Chatbots can be used to answer simple questions, freeing up resources (human agents) for more complex customer service issues. Artificial intelligence (AI) also holds potential in a number of other areas, such as real-time predictive pricing, predictive aircraft maintenance and operational efficiency on the airfield.
Travel experiences can be daunting when you are in an unfamiliar environment and do not speak the local language. This could be solved by AI and machine learning (ML) technologies with translation apps and devices.
Robots can assist in various tasks from transporting luggage to proactively identifying potential security risks. Customer-facing robots can provide on-the-spot assistance to passengers like customer management, car parking and so on. Baggage management can also be improved with re-usable electronic bag tags and door-to-door pick-and-drop facility.
Beacon technology for indoor positioning systems. Beacons can make navigation easy for travellers between different terminals at the airport. It can also help to know where passengers are and send them personalised and relevant information accordingly. This information can be about boarding gate number, baggage or flight status, or about the shops around.
AR and VR
Augmented reality (AR) allows passengers to use the camera on their device to view AR directions to wherever they need to go within the terminal. It helps them navigate the complex layout of airports.
VR-based apps can be used for training new crew members and engineers about engine mechanics.
Cybersecurity and cloud
Everything that airlines do to improve their digital touchpoints depend on the security of their IT systems. While technology leaders and industry stakeholders are working on a number of solutions, airlines should keep cybersecurity at the top of their priority list.
Sensors can detect and report faults to maintenance teams on the ground, removing the need for the crew to manually do so. Addition of sensors to aircraft seats will enable the crew to monitor individual passenger health and well-being. Sensors such as hydraulic pressure and brake temperature provide real-time data to help predict early malfunctions or diagnose the remaining life cycle of the landing gear. Researchers are developing resilient ML-based autopilot systems that can adapt to changing conditions.

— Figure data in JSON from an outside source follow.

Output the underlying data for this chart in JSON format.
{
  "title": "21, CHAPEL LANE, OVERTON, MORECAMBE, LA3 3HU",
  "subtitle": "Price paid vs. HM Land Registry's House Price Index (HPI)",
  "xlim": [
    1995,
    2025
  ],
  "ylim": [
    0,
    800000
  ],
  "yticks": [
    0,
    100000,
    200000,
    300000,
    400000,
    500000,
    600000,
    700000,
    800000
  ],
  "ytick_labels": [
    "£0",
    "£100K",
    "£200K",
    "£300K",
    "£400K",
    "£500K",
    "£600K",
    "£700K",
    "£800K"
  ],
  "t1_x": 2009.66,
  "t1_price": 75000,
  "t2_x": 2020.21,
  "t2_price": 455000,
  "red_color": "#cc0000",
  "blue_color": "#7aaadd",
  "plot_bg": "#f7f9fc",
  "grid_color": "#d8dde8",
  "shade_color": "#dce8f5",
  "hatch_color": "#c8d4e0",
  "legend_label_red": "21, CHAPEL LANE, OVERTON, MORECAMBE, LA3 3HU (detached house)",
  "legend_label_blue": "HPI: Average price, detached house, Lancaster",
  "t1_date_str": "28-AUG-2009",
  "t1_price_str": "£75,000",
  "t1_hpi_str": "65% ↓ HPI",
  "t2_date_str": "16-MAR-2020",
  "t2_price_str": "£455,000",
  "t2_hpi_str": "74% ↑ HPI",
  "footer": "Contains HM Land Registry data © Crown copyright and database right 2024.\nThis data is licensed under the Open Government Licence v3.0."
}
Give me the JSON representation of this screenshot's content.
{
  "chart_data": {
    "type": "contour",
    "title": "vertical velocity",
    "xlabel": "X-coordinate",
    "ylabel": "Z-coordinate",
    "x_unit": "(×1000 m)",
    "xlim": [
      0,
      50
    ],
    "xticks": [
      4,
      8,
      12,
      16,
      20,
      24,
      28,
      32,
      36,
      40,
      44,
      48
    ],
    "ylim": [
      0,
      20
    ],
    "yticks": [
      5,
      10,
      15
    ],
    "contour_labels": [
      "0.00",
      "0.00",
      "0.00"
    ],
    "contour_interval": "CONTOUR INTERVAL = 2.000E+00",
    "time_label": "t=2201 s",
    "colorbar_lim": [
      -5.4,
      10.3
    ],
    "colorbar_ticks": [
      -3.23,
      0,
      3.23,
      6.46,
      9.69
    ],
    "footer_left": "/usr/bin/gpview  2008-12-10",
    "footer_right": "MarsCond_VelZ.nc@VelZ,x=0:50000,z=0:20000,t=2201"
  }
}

Airlines are using mobile platforms to connect with their customers throughout the journey, starting from booking of a flight to deplaning it. Deployment of connected objects can transform the manufacturing process with new tools and services that generate a drop in production costs and increase productivity. Overall, it can reduce both time and cost of maintenance.
With the rise of Industry 4.0, railway companies can now ensure that they are prepared to avoid the surprise of equipment downtime. The railway industry is on its way to integrate predictive maintenance and Big Data. Recent advancements in sensors and condition monitoring technologies have led to continuous data collection and evaluation, significantly minimising the number and cost of unscheduled maintenance.
Most significant improvements have been evidenced by more informative and user-friendly websites, mobile applications for real-time information about vehicles in motion, and e-ticket purchases and timetable information implemented at stations and stops. Airline technology is likely to evolve over time to the point where one crew member can handle a sizable chunk of a flight given an anticipated pilot shortage in the future. With automation a remote pilot on the ground will be able to take the second seat on a flight or flight segment.